The crimes spanned from 1974-1986. Over the years several suspects were questioned and then cleared. But it wasn’t until the DNA obtained from some of the crime scenes was uploaded into a genetic database that police were able to make a match. That raises an interesting thing all on its own – these ‘find my ancestor’ type sites are popping up everywhere. You submit a DNA cheek swab and it goes into a database that can match you up with relatives with common ancestors from generations ago, all over the world. But now it’s also a valuable tool for police as well – by submitting DNA from unsolved crimes, the actual person doesn’t even need to be in the online database. Just people that are related to them.

But for me, reading this, it wasn’t really about the killer himself, it was more about Michelle McNamara and the efforts she’d gone to in order to bring this perpetrator to justice. The book is so incredibly thorough – it’s not written in a grisly way, despite the fact that it covers some truly heinous crimes. I’d recommend it not be read if you’re at home alone at night though! It’s an investigative masterpiece on many levels and the writing style is straightforward but intimate and with real warmth. It almost feels like discussing it with a friend, like going through all this information and piecing it together and wondering just how it went so long without this person being caught.

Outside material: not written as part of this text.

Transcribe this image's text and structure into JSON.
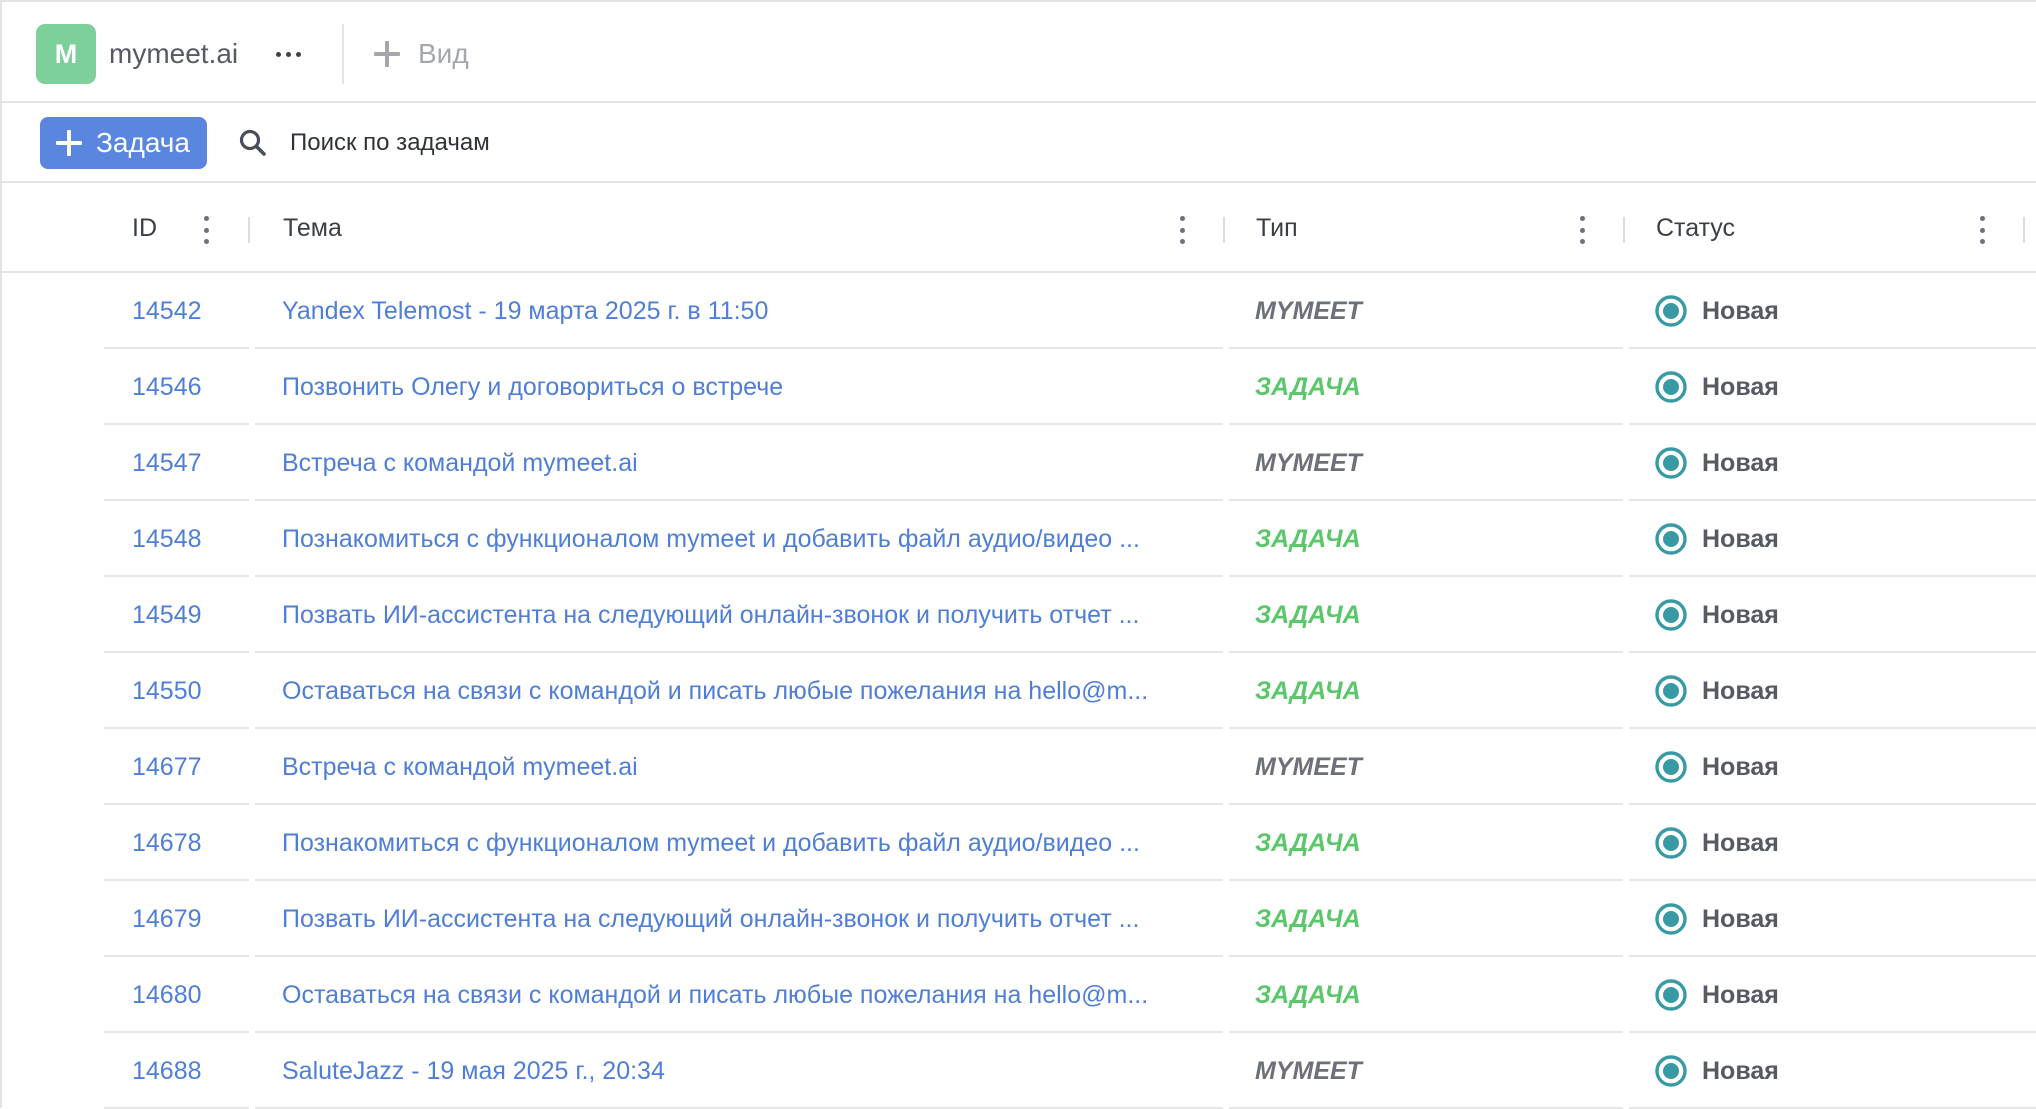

Michelle McNamara clearly spent years of her life dedicated to this. She had files and boxes that she combed over, she used the internet, connecting with other amateur sleuths online. It’s really actually quite sad to read this and get to the section of the book that mentions that she died and that it was completed from her notes – so much hard work. So much dedication. And yet the arrest came when she wasn’t able to be present for it, to add that final chapter to her work. I don’t often read a lot of true crime. I find it quite depressing to be honest, although my husband enjoys true crime documentaries and I occasionally watch some with him. But this is the kind of true crime that interests me. This methodical, dedicated approach. I was engrossed in this book – I could not put it down. I don’t really believe in the afterlife but I hope that Michelle McNamara, somewhere, knows that the job is done.


Book #117 of 2018


2 responses to “Review: I’ll Be Gone In The Dark by Michelle McNamara

  1. Kazen says:

    Great review – I also read this recently and loved it! McNamara is able to tell the grisly facts while being respectful to the victims and I really appreciate that.

    Maybe it’s because I listened on audio, but I felt that the chapters that were pieced together after her death weren’t at the same level as those written completely by her. It makes perfect sense, of course, and can’t be helped, but I thought it made the whole work uneven. And yes, so much bittersweet here – my heart ached by the time I reached the end.

    • That thing about the audio is really interesting. I didn’t really notice it so much as being not on the same level, but they did have a different tone of course. I admire the fact that they did their best to finish her work but it does seem as though they weren’t as successful as McNamara at conveying that sympathetic but factual tone.

      My heart ached too. I couldn’t stop thinking about the fact that she didn’t live to see this published and I think even more importantly, to see the arrest. It just felt so…..unfair.